The analysis report affinity_api_call.csv contains the call information of native APIs and classifies the APIs into the following types: class, function, Torch (PyTorch framework APIs), and special. You can manually replace the native APIs with specified affinity APIs in the training script based on the analysis report, and run the script after replacement on the to achieve better performance. The following is an example of the analysis report.Figure 3 Example of an affinity API analysis report
- When the analysis mode is dynamic_shape, the analysis result is as follows:
1 2 3 4 5
├── xxxx_analysis // Output directory of the analysis result. │ ├── generated_script_file // The directory structure is the same as that of the script file before analysis. │ ├── msft_dynamic_analysis │ ├── hook.py // Includes function parameters for dynamic shape analysis. │ ├── __init__.py
After the dynamic shape analysis result file is generated, modify the for loop for reading the training dataset in the training script file in the analysis result output directory and manually enable dynamic shape detection.

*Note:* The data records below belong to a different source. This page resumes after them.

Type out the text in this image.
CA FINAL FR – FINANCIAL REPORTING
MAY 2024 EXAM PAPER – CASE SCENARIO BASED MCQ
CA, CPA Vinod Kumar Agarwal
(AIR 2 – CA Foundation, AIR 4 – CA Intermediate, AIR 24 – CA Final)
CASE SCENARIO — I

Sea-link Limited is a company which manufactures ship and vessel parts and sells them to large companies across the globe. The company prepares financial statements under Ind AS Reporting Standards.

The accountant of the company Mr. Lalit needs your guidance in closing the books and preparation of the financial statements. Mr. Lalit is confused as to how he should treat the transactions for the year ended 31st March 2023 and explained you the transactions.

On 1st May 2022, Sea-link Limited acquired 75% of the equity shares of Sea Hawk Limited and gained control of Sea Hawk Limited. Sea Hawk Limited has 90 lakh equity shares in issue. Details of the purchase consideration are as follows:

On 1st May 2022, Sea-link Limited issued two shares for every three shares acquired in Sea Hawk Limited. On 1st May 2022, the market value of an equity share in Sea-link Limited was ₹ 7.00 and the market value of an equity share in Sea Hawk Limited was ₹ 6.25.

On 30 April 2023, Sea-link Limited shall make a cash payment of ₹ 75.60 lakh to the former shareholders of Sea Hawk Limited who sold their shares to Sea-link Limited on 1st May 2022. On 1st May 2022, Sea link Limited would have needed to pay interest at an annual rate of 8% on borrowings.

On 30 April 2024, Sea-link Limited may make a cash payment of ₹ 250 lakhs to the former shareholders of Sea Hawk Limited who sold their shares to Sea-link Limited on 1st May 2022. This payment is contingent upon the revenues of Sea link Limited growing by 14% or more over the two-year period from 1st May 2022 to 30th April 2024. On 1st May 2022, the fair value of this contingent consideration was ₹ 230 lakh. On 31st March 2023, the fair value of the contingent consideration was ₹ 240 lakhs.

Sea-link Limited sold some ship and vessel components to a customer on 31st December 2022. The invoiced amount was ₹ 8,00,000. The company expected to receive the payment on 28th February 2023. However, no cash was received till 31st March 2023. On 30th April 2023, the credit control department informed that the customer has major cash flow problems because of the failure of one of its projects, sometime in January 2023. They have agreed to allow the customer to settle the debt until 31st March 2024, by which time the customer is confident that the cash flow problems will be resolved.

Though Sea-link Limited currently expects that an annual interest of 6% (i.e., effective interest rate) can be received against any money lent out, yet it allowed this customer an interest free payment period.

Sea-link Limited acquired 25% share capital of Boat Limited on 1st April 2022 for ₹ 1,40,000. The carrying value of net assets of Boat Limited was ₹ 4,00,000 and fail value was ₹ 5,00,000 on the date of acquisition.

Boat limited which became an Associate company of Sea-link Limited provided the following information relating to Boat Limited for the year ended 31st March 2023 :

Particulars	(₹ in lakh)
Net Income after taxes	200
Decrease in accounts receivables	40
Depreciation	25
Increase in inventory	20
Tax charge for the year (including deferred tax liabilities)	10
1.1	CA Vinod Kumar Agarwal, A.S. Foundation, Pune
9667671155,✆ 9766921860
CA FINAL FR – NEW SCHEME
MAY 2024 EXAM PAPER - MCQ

For details, see the following example.
Before the modification:for i, (ings, targets, paths, _) in pbar:
Modify the following information in bold:
for i, (ings, targets, paths, _) in DETECTOR.start(pbar):
If you run the analyzed and modified training script, an analysis report (msft_dynamic_shape_analysis_report.csv) that saves the dynamic shapes is generated in the root directory where the analysis result file is located.
- It is recommended that the model training script file obtained through dynamic shape analysis be executed on GPUs. If the model training script file has been migrated and needs to be run on NPUs, the running time of operators with dynamic shapes will be long.
- If the generated msft_dynamic_shape_analysis_report.csv file is empty, the training script does not use dynamic shapes.